Member of Parliament, 10th, 11th & 12th Lok Sabha
- In office 1991 - 2004
- Preceded by: Than Singh Jatav
- Succeeded by: Bahadur Singh Koli
- Constituency: Bayana

Personal details
- Born: 5 January 1937 Bayana, Bharatpur State, British India
- Died: 13 January 2022 (aged 85) New Delhi, India
- Party: Bharatiya Janata Party
- Spouse: Smt. Malati Devi Gangaram Koli (Married 4 March 1952)
- Relations: Ranjeeta Koli (Daughter-in-law)
- Children: 4 sons & 3 daughters
- Parent: Shri Kashiram Koli
- Profession: Businessman and Industrialist

= Ganga Ram Koli =

Indian politician

Ganga Ram Koli (born 5 January 1937) is an Indian politician and a leader of Bharatiya Janata Party.

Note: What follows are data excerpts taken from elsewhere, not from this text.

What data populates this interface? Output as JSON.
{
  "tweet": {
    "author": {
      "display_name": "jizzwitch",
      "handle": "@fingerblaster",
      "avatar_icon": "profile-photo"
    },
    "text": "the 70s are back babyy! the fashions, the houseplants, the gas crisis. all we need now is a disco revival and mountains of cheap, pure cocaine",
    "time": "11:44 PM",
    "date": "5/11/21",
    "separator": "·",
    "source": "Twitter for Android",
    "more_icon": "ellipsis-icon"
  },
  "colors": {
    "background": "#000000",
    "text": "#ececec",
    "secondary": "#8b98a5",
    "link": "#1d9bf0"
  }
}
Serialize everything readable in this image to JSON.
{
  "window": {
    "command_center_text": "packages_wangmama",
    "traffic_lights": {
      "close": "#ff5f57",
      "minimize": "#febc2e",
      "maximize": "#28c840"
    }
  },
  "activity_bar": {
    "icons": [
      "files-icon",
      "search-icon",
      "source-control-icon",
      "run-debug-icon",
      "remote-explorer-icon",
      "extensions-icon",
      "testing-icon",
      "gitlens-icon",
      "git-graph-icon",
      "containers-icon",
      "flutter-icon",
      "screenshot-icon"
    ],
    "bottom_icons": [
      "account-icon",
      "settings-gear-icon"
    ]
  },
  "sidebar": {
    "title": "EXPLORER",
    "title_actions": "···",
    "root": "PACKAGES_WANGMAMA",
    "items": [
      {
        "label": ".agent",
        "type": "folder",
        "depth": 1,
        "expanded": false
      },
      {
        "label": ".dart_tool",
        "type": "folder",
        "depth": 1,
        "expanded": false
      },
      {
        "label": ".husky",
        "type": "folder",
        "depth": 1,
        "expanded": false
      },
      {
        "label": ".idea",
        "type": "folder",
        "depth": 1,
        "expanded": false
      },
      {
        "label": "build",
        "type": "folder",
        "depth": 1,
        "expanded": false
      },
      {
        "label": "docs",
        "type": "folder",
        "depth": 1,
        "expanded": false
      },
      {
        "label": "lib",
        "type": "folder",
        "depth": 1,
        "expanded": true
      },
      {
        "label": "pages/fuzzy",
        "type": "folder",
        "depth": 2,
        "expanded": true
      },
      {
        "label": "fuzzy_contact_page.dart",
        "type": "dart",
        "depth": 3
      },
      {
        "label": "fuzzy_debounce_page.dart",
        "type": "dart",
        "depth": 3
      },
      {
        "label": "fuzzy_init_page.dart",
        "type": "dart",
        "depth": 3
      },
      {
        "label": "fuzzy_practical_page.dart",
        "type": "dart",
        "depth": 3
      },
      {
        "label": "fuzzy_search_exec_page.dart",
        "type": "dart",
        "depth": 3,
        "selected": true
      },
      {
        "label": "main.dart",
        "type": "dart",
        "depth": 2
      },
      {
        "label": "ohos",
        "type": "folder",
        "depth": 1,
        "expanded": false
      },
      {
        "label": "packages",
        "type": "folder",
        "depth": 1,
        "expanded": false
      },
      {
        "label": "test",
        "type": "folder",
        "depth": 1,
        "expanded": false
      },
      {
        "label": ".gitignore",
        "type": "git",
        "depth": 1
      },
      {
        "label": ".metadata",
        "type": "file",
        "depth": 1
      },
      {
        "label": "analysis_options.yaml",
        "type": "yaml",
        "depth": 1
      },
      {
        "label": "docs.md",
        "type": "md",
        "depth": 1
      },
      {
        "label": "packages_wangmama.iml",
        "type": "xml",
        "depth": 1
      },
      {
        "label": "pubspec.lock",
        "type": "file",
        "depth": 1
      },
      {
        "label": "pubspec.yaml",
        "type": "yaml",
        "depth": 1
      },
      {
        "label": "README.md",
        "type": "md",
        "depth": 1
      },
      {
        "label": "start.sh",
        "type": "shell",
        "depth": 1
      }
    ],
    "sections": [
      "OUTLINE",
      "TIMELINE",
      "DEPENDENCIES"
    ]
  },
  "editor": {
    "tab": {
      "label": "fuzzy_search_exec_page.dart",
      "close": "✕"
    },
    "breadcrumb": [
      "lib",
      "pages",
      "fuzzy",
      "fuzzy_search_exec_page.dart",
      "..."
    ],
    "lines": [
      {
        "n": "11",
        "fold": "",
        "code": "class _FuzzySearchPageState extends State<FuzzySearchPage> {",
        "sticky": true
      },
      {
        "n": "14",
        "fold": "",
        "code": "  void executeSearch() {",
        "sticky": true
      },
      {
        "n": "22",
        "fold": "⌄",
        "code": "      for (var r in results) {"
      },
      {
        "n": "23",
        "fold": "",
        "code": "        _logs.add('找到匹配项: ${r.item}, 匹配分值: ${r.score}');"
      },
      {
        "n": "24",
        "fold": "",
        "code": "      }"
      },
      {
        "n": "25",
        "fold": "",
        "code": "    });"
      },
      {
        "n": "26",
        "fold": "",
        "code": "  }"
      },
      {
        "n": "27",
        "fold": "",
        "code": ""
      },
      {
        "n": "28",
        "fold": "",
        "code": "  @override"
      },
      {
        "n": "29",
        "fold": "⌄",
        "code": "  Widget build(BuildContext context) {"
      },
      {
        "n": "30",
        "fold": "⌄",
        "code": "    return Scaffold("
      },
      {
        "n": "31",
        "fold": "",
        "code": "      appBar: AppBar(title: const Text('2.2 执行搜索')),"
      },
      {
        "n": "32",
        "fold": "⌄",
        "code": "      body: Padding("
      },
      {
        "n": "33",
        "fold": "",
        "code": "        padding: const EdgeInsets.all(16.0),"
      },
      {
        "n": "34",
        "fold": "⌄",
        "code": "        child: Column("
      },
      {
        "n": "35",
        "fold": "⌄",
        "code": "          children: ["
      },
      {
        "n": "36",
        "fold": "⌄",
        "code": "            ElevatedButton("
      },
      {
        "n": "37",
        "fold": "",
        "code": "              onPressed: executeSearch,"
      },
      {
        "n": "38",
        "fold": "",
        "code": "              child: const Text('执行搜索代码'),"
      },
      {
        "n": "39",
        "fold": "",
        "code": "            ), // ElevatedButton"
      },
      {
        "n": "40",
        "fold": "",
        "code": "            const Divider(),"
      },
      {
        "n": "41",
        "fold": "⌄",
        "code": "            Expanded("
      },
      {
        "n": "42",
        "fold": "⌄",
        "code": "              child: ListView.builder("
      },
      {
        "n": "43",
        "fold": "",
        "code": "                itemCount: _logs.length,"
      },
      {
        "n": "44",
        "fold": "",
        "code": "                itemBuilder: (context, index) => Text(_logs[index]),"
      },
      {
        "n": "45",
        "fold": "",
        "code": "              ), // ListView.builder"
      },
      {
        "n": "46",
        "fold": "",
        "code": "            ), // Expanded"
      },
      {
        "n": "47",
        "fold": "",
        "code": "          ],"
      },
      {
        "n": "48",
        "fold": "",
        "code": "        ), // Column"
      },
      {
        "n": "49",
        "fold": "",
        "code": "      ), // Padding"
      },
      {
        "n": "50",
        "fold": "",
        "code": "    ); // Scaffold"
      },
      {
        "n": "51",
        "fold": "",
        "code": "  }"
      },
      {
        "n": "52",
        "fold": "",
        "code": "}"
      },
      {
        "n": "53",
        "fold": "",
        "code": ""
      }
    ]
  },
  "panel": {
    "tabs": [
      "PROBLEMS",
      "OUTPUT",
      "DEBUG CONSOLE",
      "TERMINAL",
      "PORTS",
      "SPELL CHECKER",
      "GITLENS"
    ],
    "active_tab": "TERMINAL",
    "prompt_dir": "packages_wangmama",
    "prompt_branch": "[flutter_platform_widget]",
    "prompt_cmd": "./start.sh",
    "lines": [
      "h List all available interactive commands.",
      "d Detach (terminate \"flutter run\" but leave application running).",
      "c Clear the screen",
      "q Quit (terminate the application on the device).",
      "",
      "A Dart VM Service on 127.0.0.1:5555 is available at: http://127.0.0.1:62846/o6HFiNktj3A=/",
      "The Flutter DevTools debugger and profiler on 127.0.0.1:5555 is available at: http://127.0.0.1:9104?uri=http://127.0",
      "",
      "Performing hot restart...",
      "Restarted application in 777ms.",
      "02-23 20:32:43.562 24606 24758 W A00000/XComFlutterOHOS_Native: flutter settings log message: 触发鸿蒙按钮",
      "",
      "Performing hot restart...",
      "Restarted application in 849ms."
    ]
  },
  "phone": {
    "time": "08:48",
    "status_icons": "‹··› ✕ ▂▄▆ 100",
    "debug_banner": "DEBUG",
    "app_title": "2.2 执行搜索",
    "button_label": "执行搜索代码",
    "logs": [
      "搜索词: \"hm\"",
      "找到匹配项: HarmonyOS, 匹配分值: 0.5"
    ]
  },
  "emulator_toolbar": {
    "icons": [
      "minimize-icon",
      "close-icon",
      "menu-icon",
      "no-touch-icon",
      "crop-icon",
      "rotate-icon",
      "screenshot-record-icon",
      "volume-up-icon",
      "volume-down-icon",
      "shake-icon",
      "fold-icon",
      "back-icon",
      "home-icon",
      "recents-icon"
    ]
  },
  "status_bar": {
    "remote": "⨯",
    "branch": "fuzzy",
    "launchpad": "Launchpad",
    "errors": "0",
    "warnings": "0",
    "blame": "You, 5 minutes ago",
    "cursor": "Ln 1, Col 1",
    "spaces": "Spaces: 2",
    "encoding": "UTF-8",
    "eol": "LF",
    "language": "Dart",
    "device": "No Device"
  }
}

He was born in 1937 in Bayana in Bharatpur district. He was elected to the 10th Lok Sabha from Bayana constituency in Rajasthan in 1991. He was re-elected to Lok Sabha in 1996 and 1998 from the same constituency. In 1998 he defeated Jagannath Pahadia, the former Chief Minister of Rajasthan.

Koli was married on March 4, 1952 to Smt. Malati Devi. Together they have four sons and three daughters.